I am certainly in favour of solving subsets of the problem, and planning to implement other parts later, but only in a way that leaves nothing undefined, i.e. a complete partial solution. I am also strongly in favour of as thorough testing as is possible. I agree with the pessimist/paranoid approach to testing and coding, because it just saves so much time in the long run.


#28

My hope is that with the article I’ll be able to shed some light into one style of doing everything test first, which is outside-in. I hope that having a concrete examples with the full codebase avaiable can be a basis for a further discussion.

I think that I’m going to create a forum topic right here for the discussion on the article and post a link in this topic when ready.

Again, thank you all for all the suggestions :slight_smile:


#29

Awesome discussions here!

To put in my two cents to “where does the grand design come from”:
It is important that TDD has a three step cycle: Red->Green->Refactor (-> repeat)

The refactoring step is often overlooked, and this is, for me, the step where you think about “grand design” and “nice API”.

Another point often overlooked that this three-step cycle is supposed to be insanely fast – sometimes less than a minute for a complete three-step cycle – if you’re at a simpler part of the spec, such as “make sure output is the same with/without ending newlines”, “throw error on empty input”, or “ignore lines starting with ‘#’

I still stagger myself at how tiny tests should be, because each of those three examples would be a single test (or even multiple single tests per example if you’re trying a few permutations).
The point is to break down the problem space into chunks that are so tiny that your first instinct is “that’s SO trivial, why would I even bother writing tests for that!?!”.
Where the answer is: “so that the cheap computer can test 500 times per second if it still works (at each commit/Ctrl+s), instead of you, as expensive human, checking it once a month (i.e. never)

This is exactly what the refactor step is for: step back and see how the terrible hack you just wrote to obtain the “green” can be made to look nice. In its purest form, TDD wouldn’t be looking back “now and then”, but basically every time you finish a new test, so more like a dozen times per hour.

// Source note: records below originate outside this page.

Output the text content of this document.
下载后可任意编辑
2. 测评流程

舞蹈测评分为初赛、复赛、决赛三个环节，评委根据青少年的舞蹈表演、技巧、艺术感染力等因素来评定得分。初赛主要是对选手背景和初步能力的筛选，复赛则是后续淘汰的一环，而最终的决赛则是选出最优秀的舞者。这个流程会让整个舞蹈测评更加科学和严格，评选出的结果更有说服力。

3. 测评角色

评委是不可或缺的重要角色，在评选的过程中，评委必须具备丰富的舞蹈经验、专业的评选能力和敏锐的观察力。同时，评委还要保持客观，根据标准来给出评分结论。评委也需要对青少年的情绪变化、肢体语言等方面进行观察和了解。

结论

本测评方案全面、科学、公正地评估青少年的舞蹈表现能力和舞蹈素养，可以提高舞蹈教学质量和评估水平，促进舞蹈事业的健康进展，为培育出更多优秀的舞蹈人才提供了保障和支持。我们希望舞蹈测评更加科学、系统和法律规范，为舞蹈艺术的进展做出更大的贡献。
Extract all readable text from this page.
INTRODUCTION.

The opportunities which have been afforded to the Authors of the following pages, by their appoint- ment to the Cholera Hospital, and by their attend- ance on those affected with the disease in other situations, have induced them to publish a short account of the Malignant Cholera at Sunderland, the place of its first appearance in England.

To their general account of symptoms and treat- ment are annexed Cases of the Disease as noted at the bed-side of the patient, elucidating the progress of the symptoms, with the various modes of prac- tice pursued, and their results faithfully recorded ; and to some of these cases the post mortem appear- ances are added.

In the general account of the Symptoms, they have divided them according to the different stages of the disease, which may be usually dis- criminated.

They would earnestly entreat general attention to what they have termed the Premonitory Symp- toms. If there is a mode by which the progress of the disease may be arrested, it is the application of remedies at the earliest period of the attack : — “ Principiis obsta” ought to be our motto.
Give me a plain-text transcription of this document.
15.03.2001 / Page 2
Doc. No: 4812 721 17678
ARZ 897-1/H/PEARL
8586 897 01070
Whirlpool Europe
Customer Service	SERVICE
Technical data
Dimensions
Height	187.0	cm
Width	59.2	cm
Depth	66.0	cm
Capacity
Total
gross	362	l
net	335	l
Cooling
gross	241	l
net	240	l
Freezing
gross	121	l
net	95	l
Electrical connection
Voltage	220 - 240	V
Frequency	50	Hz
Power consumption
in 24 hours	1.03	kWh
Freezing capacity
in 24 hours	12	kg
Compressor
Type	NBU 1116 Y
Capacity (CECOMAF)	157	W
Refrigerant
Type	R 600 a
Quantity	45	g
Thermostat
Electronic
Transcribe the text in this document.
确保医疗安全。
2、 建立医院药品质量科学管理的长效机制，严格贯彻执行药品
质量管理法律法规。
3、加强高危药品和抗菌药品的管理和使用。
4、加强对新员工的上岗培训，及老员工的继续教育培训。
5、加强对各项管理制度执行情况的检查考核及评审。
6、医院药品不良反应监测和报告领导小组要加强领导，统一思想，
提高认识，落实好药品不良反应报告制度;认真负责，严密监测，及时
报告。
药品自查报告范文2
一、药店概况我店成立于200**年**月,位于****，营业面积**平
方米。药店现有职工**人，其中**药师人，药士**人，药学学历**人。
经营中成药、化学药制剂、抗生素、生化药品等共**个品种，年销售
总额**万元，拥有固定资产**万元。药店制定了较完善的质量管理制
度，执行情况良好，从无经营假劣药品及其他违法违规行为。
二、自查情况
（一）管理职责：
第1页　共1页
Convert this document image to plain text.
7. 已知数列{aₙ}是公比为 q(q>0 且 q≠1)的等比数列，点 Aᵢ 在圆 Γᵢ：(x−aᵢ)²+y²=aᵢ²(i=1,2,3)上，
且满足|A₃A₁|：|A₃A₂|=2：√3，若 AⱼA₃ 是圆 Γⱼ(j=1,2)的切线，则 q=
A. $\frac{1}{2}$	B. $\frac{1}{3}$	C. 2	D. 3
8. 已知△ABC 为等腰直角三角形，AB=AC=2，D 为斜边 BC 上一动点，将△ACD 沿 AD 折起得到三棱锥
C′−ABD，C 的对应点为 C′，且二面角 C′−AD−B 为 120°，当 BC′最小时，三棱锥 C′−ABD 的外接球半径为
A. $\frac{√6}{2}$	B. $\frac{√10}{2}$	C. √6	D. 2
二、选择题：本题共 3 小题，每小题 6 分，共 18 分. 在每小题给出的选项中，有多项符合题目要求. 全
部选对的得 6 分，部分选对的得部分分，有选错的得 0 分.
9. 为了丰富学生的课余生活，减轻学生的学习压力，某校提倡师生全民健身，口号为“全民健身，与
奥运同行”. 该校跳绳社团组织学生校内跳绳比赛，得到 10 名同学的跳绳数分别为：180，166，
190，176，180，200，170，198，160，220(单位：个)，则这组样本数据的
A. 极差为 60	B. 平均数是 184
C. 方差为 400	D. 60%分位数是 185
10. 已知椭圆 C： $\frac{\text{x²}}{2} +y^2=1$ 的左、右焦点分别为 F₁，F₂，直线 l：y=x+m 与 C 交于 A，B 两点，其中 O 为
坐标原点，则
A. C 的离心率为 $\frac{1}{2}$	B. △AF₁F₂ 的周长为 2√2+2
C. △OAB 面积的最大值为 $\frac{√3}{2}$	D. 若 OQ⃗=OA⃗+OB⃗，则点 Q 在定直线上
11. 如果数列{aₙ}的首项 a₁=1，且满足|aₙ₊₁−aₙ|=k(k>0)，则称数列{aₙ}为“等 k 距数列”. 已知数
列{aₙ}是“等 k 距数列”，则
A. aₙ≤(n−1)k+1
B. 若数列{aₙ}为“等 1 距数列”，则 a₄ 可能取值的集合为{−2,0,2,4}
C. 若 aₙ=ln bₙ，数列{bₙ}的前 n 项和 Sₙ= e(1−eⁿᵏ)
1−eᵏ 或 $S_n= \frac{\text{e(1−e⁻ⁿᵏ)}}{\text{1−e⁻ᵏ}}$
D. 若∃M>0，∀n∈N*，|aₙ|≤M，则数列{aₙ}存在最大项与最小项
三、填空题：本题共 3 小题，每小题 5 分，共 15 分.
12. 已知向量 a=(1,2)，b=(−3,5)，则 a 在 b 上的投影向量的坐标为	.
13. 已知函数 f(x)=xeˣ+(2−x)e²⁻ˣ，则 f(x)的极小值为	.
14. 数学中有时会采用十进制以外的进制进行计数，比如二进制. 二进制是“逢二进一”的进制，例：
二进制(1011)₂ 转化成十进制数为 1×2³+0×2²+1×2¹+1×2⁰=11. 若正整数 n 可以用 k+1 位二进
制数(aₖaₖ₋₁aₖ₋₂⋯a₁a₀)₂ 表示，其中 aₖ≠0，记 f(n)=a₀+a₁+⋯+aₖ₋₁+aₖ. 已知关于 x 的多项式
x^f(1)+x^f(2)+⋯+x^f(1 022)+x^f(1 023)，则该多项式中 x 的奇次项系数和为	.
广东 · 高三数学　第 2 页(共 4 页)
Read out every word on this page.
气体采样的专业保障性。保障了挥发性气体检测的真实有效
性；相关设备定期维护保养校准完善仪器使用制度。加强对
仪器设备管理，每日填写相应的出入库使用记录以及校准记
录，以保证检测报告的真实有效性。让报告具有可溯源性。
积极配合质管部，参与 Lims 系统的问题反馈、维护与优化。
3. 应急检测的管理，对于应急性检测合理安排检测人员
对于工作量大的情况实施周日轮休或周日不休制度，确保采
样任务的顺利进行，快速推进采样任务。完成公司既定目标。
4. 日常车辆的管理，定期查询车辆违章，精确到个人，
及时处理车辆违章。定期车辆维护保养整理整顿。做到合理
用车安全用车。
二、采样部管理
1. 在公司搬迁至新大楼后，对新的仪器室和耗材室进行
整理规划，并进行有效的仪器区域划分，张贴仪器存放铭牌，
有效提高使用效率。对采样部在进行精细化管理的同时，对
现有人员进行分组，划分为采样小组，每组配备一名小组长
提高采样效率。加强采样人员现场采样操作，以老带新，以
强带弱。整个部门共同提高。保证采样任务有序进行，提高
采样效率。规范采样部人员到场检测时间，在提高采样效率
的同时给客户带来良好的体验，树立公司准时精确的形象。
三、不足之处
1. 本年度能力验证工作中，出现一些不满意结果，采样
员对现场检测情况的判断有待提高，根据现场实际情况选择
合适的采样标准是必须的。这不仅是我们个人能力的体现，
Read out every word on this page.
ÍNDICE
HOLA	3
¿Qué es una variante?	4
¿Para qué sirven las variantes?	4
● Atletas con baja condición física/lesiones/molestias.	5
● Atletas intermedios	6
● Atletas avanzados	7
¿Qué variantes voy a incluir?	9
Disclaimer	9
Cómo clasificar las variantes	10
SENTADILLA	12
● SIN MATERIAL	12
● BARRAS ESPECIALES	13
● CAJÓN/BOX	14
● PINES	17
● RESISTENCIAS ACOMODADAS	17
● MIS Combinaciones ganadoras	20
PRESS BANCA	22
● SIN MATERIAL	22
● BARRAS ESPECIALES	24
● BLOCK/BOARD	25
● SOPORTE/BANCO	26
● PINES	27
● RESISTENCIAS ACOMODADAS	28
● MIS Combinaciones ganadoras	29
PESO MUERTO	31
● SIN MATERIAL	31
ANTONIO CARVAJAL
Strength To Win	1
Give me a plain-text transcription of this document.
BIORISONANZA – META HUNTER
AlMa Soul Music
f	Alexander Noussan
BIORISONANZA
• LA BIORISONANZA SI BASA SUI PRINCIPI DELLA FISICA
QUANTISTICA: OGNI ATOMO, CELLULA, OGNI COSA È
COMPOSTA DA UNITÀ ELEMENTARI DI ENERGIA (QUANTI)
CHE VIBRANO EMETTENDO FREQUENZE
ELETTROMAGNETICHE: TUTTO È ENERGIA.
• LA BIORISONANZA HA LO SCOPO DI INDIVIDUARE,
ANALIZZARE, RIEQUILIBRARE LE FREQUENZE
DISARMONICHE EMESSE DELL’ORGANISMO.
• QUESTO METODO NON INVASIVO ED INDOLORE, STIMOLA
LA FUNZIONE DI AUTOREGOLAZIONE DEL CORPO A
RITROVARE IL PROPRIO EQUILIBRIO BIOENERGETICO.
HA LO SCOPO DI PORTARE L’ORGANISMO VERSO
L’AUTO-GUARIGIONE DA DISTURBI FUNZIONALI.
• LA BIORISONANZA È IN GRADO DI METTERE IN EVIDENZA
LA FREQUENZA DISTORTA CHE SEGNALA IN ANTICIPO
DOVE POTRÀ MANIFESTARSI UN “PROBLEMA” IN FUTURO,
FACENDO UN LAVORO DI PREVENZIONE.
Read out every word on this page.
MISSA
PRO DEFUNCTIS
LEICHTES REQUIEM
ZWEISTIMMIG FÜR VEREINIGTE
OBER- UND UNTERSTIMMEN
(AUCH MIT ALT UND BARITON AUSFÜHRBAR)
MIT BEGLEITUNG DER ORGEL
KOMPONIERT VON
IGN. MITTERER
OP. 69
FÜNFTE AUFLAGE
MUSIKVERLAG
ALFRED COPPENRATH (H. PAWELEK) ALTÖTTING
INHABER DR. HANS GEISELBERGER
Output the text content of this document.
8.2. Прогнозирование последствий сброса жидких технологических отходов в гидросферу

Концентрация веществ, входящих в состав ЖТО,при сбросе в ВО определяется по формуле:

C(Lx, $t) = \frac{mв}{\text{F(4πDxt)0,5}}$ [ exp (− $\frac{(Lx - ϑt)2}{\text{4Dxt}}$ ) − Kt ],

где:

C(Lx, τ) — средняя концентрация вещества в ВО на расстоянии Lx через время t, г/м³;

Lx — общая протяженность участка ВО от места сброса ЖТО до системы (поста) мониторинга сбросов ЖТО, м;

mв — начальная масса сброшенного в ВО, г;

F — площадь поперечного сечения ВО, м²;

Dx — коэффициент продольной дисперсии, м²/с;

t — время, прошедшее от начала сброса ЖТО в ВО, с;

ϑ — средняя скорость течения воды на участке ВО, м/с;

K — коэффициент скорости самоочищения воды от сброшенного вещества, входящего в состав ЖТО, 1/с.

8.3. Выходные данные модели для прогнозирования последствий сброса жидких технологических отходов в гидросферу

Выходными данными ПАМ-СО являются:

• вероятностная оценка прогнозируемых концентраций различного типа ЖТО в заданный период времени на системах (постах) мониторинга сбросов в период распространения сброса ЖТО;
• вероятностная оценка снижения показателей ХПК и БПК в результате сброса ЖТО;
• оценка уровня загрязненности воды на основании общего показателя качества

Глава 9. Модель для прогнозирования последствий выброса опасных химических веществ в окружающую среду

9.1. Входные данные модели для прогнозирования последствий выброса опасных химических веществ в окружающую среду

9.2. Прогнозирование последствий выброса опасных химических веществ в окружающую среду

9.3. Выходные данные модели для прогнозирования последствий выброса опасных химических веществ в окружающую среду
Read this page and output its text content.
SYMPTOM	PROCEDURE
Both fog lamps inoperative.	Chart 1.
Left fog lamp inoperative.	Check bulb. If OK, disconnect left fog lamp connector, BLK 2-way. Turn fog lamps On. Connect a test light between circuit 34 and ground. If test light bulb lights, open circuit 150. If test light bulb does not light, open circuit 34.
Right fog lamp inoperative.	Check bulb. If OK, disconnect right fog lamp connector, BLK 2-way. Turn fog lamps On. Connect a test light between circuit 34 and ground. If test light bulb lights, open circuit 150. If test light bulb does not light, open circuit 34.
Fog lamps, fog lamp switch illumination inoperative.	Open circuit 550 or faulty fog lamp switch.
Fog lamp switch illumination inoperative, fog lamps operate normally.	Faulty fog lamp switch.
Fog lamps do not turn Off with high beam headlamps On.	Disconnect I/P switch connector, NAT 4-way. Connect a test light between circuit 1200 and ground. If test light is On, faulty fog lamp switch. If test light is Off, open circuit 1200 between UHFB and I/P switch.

Which is the point where you pause for a few seconds and briefly write yourself "#todo test for edge-case X I just thought of."
The trick of TDD is to rapidly switch hats between:

  1. worlds greatest pessimist: writing test-cases you’re “sure those idiots would mess up”
  2. the laziest programmer you’ve ever met: "do the bare minumum to meet (1)'s spec
  3. the experienced architect: whip the crap produced by (1)+(2) into something that you will understand two hours, two months and two years from now.

And all of that rotating by the minute(s), in one brain.

I vehemently disagree; there are very few people who have the discipline to write tests afterwards, and those who do will always overlook things, so you end up with 95% or 80% or 70% coverage of “only the important parts”. Only with test-first do you force yourself to stick to 100%/99% coverage. I have personally sensed the difference in trust/relaxation in my code with full coverage vs. “mostly” full coverage. It is really quite the shock how much anxiety we carry along on a daily basis, it is so common we don’t even realise it most of the time.
The moment that you hit full coverage, suddenly the anxiety (“but there could be a bug in the bits I didn’t test”) drops away, and you reach this zen-like “I can do anything” level, because you know, and feel in your bones, that the tests will catch you if you overlook something*. And because the tests can run in the background and give immediate feedback, correcting your mistake is often just a few Ctrl+Z, instead of an hour of debugging after somebody points out an error two weeks later.

However, I will admit that I have since “fallen off the horse” again, and don’t write many tests for my python/bash/perl things. Doing TDD properly requires quite the investment, and most of the benefits only show up very late in the investment-curve, so it is hard to keep it up (especially if your social/team/boss environment doesn’t enforce it.)

* Edit: In that respect, a good test suite gives much the same feeling as the rust compiler gives compared to using C-style raw pointers.